Asking the right questions.

Coaching is a partnership between equals, with the coach asking questions aimed at opening up thinking and opportunities for greater growth for the other. Rilke charges us to love the questions, and to live into them.

Asking questions to grow understanding has a long history. In 4th century BCE, Socrates was known as the gadfly of Athens. Gadflies bite the horse, provoking the horse to action.  Socrates approach — asking questions to stimulate critical thinking and to draw out ideas and underlying presumptions. Annoying the powers that be and disrupting the status quo.

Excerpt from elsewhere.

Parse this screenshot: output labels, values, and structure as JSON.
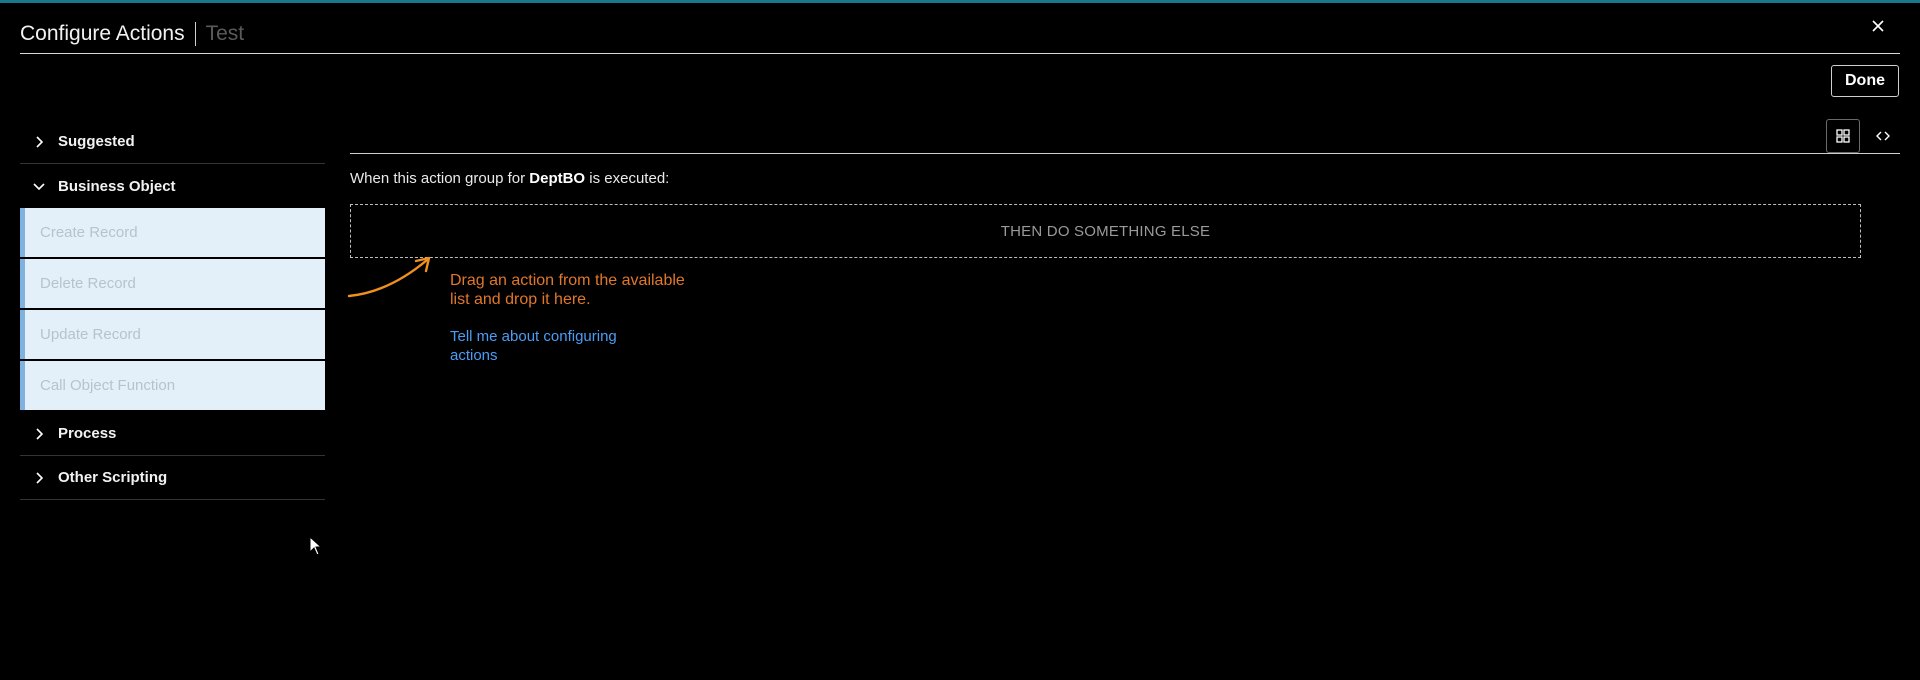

Chavrusa is a 1st century CE Aramaic word meaning friendship. In contemporary meaning it is a rabbinic study partner. “A chavrusa helps the student sharpen his reasoning powers, develop his thoughts into words. This type of learning imparts precision and clarity into ideas that would otherwise remain vague. A back and forth, question and answer, question and answer.“ (Wikipedia)

Good teachers have a toolkit of great questions. Asking the right questions can “motivate learning and fuel curiosity, foster intellectual development and stimulate thinking.” (Brandon Cline, Chicago Center for Teaching, University of Chicago)

In coaching, the fundamental purpose in asking powerful questions is to move the coachee forward. Discovery is the foundational intention. A core guiding principle of coaching  —  “People are Inquisitive: Wonder, curiosity and inquiry are the source of all learning.” Like Rilke, Socrates, the Chavrusa, and any good leader, the question is a guide to opening up perception.

A powerful question is one free of a judgemental voice. For instance, the question, “Why did I fail” implies you are a failure, which is destructive and fundamentally not true.  It stops learning and growth. A more beneficial and constructive question would be: “What blocked me or got in my way there?” Or “How can I move forward now?”

Here is one vigorous question to ask yourself today: “Who is in charge of my life? Me or other people?” This is not a simple question with a definitive answer. This is a question to sit with. And like the gadfly, spur you to action. A question to be lived into.